Radical Socialist Party

Radical Socialist Party

 

(Radical Party; Parti Républicain Radical et Radical-Socialiste), a French bourgeois party, founded in June 1901 at a congress in Paris by supporters of the political currents of radicalism and radical socialism that emerged in the last third of the 19th century. The Radical Socialist Party set itself a double task: to defend the parliamentary republic against the threat of clerical-monarchist and Bonapartist reaction and to forestall a socialist revolution through political and social reforms. The official party program was adopted in 1907, at the seventh party congress.

Politically, the Radical Socialist Party sought to maintain at all costs universal suffrage and democratic freedoms, to complete the separation of church and state, and to create a unified system of secular public education. The party’s social planks included a progressive income tax, social security and pensions for workers, and the nationalization of some monopolies and sectors of the economy. While denying the need to socialize the means of production, the Radicals advanced the Utopian slogan of “extending property to everyone.” Under the Third Republic, the social basis of the party consisted mainly of the petite and middle bourgeoisie, the peasantry, and the intelligentsia.
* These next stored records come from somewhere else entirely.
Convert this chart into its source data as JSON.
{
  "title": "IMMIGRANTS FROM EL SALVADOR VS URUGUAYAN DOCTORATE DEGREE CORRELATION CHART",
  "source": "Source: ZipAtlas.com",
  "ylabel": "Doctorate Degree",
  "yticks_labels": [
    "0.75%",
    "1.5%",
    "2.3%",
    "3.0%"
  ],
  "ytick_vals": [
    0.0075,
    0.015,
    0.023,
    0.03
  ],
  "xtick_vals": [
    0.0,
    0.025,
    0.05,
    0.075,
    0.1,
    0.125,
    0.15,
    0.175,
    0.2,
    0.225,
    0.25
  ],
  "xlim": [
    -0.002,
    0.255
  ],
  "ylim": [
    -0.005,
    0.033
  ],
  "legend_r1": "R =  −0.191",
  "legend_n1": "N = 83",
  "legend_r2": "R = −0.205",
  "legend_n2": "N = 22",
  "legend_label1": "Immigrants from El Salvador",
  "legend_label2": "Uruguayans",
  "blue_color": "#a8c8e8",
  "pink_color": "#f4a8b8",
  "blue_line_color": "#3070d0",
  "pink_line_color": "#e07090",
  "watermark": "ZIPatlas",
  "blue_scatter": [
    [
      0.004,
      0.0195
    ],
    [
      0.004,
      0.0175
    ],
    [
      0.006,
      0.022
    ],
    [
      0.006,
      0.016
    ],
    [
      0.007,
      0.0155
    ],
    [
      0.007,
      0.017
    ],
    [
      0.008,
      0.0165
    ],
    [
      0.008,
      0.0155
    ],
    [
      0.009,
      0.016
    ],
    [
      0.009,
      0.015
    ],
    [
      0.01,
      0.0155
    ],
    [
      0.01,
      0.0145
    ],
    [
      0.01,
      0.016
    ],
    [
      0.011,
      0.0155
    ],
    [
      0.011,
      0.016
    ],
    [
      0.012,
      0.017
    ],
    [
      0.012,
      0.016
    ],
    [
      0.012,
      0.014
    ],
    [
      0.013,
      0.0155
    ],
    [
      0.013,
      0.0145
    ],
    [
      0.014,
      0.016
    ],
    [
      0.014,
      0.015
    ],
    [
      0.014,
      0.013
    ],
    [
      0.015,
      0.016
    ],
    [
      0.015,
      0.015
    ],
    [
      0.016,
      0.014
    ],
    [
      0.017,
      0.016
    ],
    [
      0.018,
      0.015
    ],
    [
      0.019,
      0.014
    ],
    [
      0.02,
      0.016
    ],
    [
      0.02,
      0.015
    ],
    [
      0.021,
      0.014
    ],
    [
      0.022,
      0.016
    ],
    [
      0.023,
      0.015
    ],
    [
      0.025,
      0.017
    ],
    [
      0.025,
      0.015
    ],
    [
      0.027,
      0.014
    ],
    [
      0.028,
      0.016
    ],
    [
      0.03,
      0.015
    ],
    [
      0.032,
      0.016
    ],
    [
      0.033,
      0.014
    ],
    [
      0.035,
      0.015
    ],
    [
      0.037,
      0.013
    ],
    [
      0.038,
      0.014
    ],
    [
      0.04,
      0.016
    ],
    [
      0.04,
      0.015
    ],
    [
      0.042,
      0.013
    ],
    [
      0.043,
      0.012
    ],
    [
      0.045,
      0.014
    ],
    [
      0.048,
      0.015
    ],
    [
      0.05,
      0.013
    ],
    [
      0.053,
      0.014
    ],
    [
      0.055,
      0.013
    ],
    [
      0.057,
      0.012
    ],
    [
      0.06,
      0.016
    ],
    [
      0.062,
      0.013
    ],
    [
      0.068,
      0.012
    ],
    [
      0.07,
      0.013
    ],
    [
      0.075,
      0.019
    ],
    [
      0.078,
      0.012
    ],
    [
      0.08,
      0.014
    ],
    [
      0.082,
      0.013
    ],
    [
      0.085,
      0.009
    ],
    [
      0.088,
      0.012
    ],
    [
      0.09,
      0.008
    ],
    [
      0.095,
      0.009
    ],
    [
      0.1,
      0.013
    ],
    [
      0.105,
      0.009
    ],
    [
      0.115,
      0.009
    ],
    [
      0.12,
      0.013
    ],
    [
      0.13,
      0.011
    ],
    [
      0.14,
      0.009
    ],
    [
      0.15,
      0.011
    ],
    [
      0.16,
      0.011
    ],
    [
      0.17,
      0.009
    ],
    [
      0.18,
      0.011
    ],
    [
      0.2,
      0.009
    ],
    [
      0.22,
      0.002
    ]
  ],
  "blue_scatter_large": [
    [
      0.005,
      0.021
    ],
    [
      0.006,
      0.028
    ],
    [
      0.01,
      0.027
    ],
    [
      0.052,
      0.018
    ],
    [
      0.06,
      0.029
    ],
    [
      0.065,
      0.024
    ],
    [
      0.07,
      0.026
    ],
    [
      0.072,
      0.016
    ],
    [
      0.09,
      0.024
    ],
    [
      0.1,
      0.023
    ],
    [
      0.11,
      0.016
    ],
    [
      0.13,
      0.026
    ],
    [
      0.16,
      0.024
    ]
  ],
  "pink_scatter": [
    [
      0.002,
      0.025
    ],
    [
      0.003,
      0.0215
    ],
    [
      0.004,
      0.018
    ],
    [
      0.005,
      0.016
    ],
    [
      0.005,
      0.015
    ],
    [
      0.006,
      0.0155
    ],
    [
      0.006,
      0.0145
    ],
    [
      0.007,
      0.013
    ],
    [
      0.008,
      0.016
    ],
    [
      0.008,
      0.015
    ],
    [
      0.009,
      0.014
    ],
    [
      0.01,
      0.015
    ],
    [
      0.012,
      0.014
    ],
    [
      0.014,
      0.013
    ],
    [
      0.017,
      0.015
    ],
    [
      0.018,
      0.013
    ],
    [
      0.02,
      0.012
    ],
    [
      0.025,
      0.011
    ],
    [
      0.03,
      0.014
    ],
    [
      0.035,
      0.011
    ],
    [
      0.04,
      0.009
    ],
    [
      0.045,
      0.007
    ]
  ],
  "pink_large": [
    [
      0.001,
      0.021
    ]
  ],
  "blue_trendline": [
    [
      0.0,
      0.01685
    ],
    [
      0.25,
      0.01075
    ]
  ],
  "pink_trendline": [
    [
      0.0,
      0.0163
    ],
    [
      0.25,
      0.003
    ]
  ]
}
After coming to power in 1902, the party formed governments through coalitions with other bourgeois parties. During elections it often formed alliances with the Socialists, who supported the party in parliament; the Radicals and Socialists formed a left bloc between 1902 and 1905 and between 1924 and 1926. The party participated in the Popular Front from 1936 to 1938. The most prominent leaders of Radicalism included G. Clemenceau in the 19th century, L. Bourgeois, E. Combes, and C. Pelletan before World War I, and E. Herriot between the two world wars.

The Radical Socialist Party broke up during World War II but was reestablished in 1944 and participated in governments of the Fourth Republic. Under the Fifth Republic, the Radicals stood in opposition to C. de Gaulle’s personal rule. In 1965 they joined the Federation of the Democratic and Socialist Left, which together with the Communists ran a single candidate in the presidential elections. Incessant internal strife concerning the question of right or left orientation for the party and cooperation with the Communist Party led to a party split in 1971. The right wing, which was headed by J.-J. Servan-Schreiber and remained in the party, entered into an agreement with the Democratic Center, which had been founded in 1965. In July 1972 the Movement of Left Radicals, headed by R. Fabre, accepted the Common Government Program of the Left, which had been adopted by the Communist and Socialist parties. The founding congress of the Movement of Left Radicals was held in December 1973.